Aber hier leben?

WOHNPIONIERE Neue Hausprojekte in der Innenstadt zu gründen ist fast ein Ding der Unmöglichkeit. Jenseits des S-Bahn-Rings sieht es anders aus. Doch das erfordert den Abschied von den bisherigen Vorstellungen des Stadtlebens

VON UWE RADA

Achtung, Sie verlassen den vertrauten Sektor! Magdalenenstraße statt Rigaer Straße; Plattenbaukiez statt Hinterhausromantik. Lange Zeit war das undenkbar. Draußen lebten die anderen. Drinnen war der Ort, zu dem man sich gern mal mit einem „wir“ bekannte. Selbst die taz ist nicht frei von diesem Tunnelblick. 20.375 Treffer spuckt das Archiv seit der Maueröffnung für „Kreuzberg“ aus, 9.863 für „Neukölln“ (davon die meisten jüngeren Datums), nur 4.701 für „Lichtenberg“. Dabei leben zwei Drittel der Berliner außerhalb des S-Bahn-Rings: Nur jeder Dritte gehört zu den glücklichen Bewohnern der sogenannten Innenstadt.

Eine sonderbare Grenze ist das, weil es ja auch in Kreuzberg Neubausiedlungen wie die Otto-Suhr-Siedlung am Waldeckpark gibt, während Pankow und der Kiez um die Magdalenenstraße in Lichtenberg mehr mit Prenzlauer Berg und Friedrichshain zu tun haben als mit Buch oder den Elfgeschossern am Tierpark. Und doch markiert die Ringbahn diese Teilung der Stadt, eine Demarkationslinie zwischen vertraut und fremd, Espresso und Filterkaffee, Biosupermarkt und Discounter.

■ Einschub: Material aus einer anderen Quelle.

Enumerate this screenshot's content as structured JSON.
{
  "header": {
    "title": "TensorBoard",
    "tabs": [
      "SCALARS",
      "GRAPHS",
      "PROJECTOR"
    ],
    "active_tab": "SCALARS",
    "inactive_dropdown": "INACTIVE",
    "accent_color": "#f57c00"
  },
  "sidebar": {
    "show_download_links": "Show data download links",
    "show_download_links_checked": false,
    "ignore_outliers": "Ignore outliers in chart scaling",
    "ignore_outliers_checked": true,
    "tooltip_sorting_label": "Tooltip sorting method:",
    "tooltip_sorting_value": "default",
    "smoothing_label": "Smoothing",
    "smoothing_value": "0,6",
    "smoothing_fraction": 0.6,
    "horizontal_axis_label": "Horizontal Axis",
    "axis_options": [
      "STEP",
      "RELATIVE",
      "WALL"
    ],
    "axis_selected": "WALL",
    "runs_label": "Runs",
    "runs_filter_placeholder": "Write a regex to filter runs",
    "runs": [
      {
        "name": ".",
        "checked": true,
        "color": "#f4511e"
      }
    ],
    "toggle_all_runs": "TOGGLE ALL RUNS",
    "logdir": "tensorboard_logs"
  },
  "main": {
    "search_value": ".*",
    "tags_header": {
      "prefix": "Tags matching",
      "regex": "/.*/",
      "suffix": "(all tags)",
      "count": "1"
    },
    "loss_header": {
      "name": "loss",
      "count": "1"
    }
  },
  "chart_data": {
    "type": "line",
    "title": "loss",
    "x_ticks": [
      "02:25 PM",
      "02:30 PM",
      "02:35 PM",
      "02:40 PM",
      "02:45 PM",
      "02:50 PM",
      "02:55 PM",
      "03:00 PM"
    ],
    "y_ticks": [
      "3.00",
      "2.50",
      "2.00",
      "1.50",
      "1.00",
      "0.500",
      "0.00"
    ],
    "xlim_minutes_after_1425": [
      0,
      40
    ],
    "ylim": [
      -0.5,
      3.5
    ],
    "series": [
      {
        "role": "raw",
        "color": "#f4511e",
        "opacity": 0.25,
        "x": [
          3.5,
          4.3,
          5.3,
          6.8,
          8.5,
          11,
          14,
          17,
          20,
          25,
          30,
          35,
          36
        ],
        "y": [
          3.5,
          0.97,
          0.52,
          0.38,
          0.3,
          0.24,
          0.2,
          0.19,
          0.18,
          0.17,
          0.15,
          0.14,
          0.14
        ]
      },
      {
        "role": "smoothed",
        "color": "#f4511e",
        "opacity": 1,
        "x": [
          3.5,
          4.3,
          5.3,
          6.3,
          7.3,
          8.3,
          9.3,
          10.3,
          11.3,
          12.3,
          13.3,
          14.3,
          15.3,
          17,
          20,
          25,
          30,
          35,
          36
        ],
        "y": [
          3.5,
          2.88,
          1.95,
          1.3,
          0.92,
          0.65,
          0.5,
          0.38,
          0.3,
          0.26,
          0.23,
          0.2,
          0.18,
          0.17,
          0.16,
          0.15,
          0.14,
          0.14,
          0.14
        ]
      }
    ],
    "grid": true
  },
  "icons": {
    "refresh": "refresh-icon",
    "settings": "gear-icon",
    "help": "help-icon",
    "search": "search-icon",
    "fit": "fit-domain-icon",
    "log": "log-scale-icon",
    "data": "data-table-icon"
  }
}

Schluss damit! Inzwischen zieht es Wohnprojekte nach Lichtenberg, in Oberschöneweide läuft sich ein Künstlerkiez warm, Weißensee wird Tummelplatz für Bullerbü-Familien. Auch statistisch lässt sich das belegen: Längst sind die Urberliner außerhalb der Ringbahn nicht mehr unter sich. Rund um die Magdalenenstraße sind die Zugezogenen laut dem Amt für Statistik mit 54,3 Prozent bereits in der Mehrheit, in Oberschöneweide-Ost halten die Urberliner mit 50,5 Prozent nur noch knapp die Stellung. Warum aber sollen die Berliner nicht das Gleiche schaffen wie die Neuberliner und über ihren Tellerrand hinausschauen?!

„Es gibt kein Recht auf Wohnen in der Innenstadt“, hat Innensenator Frank Henkel (CDU) einmal gesagt. Das ist natürlich Quatsch. Der Schutz vor Verdrängung durch horrende Mietsteigerungen muss – auch in der Innenstadt – mehr denn je auf der politischen Agenda stehen. Genauso Quatsch ist es aber, ganze Bezirke und Stadtteile als Peripherie zu stigmatisieren. Viel eher werden sie derzeit zu Laboren eines neuen Aushandlungsprozesses darüber, was Stadt unter den Bedingungen steigender Mieten bedeutet – und bedeuten kann. Das ist auch eine Chance. Nie waren die Milieus einzelner Kieze so durchlässig wie heute. Und nie waren homogene Kieze so langweilig. Das gilt für den Kollwitzplatz mit seinen knapp 70 Prozent Zugezogenen ebenso wie für Tegel mit seinen 70 Prozent „Urberlinern“.

„Wir sind Teil einer neuen Bewegung“ – so lautete die Parole einiger Künstler der Kunsthochschule Weißensee, als sie 2002 zwei Hochhäuser in Hellersdorf besetzten. Sie nannten ihr Projekt Dostoprimetschatjelnosti, Russisch für Sehenswürdigkeiten. Mehr als zehn Jahre später sind Projekte wie diese keine temporären Kunstaktionen mehr, sondern Suchbewegungen nach neuen städtischen „Zuhausen“. Und vertraute Sektoren gibt es längst auch am Stadtrand.